Stress Management: Chronic stress can disrupt hormone balance—practice stress-reduction techniques such as meditation, deep breathing, yoga, or spending time in nature.
Adequate Sleep: Get enough restful sleep each night. Lack of sleep can negatively impact hormone production and regulation.
Limit Caffeine and Alcohol: Excessive caffeine and alcohol consumption can affect hormone levels. Moderate your intake of these substances.
Stay Hydrated: Drink plenty of water daily to support proper bodily functions.
Maintain a Healthy Weight: Excess body fat can lead to hormonal imbalances, especially in insulin and sex hormones. Aim to maintain a healthy weight through a balanced diet and regular exercise.
Regular Check-ups: Visit your healthcare provider for regular check-ups and screenings, which can help identify any potential hormone-related issues early on.
Avoid Endocrine Disruptors: Avoid exposure to environmental toxins and endocrine disruptors, which can interfere with hormone function. These include certain chemicals found in plastics, pesticides, and some personal care products.
Hormonal Birth Control and Hormone Replacement Therapy: If you are using hormonal birth control or undergoing hormone replacement therapy, follow your healthcare provider’s recommendations and regularly review the appropriateness of the treatment for your needs.
Educate Yourself: Stay informed about hormone health, its importance, and any specific risks or issues relevant to your age, sex, or medical history.
What should we do if we’re experiencing symptoms of low cortisol levels?
Howell suggests decreasing our caffeine levels, alcohol intake, and even stress levels. “When we drink caffeine, this stimulates the release of cortisol.
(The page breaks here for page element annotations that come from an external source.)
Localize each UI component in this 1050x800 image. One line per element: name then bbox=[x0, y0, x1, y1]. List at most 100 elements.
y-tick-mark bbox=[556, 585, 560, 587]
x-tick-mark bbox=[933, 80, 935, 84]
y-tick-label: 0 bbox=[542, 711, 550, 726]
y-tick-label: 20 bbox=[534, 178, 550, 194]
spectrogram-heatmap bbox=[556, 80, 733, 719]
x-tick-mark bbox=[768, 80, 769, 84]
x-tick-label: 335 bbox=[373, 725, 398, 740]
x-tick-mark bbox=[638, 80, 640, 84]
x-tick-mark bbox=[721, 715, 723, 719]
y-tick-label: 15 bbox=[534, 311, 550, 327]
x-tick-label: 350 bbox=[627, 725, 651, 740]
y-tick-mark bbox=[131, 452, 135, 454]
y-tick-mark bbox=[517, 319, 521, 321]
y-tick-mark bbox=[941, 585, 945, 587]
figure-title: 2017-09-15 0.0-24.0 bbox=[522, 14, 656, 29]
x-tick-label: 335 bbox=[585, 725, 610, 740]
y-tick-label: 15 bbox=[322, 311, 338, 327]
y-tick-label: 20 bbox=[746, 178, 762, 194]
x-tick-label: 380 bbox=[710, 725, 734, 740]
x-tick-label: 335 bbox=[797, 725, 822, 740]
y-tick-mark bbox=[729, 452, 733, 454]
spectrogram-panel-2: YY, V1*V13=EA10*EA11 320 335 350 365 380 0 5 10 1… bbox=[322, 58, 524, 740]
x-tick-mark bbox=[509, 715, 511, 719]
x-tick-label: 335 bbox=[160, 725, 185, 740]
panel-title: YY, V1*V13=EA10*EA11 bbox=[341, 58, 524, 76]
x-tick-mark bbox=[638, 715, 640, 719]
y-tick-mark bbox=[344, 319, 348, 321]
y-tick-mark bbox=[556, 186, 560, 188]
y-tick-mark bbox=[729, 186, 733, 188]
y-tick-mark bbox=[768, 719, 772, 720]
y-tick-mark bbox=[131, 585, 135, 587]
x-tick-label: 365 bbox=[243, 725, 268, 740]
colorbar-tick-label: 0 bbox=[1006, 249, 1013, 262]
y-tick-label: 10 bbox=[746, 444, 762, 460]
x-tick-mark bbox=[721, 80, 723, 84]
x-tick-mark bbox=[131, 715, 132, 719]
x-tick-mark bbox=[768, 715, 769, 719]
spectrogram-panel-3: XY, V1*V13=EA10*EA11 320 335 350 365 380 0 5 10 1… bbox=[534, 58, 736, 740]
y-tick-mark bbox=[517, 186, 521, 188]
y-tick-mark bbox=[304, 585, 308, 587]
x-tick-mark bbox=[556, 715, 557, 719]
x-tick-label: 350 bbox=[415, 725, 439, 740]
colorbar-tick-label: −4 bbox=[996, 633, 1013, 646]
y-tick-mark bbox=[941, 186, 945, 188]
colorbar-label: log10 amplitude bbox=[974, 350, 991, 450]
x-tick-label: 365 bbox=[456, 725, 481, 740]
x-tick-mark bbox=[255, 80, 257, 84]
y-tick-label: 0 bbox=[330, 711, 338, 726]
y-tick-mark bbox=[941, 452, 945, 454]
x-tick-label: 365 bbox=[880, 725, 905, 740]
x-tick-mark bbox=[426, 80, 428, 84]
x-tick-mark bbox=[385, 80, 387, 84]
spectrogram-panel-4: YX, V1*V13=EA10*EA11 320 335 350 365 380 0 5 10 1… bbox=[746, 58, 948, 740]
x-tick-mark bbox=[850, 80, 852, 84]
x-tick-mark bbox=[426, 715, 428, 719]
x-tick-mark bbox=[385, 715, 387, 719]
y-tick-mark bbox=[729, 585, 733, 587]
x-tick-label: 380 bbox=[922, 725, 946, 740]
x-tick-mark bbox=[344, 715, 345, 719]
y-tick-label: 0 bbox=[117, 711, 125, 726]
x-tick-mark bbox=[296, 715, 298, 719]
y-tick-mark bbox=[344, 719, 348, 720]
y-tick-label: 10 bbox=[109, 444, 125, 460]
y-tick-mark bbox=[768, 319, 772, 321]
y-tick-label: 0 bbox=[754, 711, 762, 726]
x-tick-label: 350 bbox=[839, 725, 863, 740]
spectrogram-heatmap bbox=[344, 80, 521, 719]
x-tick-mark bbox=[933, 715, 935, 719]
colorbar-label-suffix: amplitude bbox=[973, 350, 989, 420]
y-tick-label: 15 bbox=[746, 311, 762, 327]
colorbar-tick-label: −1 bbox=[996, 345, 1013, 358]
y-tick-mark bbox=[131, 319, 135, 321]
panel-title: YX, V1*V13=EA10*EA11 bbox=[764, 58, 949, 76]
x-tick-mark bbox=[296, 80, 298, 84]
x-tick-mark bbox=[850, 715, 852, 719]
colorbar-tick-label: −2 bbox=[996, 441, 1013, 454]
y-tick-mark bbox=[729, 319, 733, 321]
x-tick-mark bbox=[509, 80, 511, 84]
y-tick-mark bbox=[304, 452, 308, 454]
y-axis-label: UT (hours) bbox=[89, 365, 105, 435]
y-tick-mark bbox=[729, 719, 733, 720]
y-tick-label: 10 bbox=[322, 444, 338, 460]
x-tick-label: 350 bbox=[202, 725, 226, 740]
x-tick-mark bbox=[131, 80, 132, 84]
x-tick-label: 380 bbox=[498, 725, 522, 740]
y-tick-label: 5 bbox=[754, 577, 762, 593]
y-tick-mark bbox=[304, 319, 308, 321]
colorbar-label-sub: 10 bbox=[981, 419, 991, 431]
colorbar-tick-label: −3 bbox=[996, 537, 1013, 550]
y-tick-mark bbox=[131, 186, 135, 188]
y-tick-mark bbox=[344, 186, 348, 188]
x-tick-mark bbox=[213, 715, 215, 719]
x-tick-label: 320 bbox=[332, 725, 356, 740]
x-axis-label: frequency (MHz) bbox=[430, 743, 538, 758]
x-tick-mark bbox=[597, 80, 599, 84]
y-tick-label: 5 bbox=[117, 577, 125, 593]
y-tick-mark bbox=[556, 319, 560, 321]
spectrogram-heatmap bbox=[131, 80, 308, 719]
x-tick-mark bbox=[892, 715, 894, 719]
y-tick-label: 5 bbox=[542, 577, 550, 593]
If we constantly release cortisol from stimulants like coffee and alcohol, the body can fall behind in cortisol production, eventually leading to insufficient levels. Trying to get sufficient sleep or opting for decaf coffee in the mornings is a great help,” she says.
Howell continues, “Additionally, getting more nutrients like fat, protein, magnesium, and plants can help too! Cortisol is made from cholesterol, so eating more avocados, almonds, cashews, greek yogurt, olive oil, chia seeds, salmon, and other foods with good fats helps support our production of cortisol.”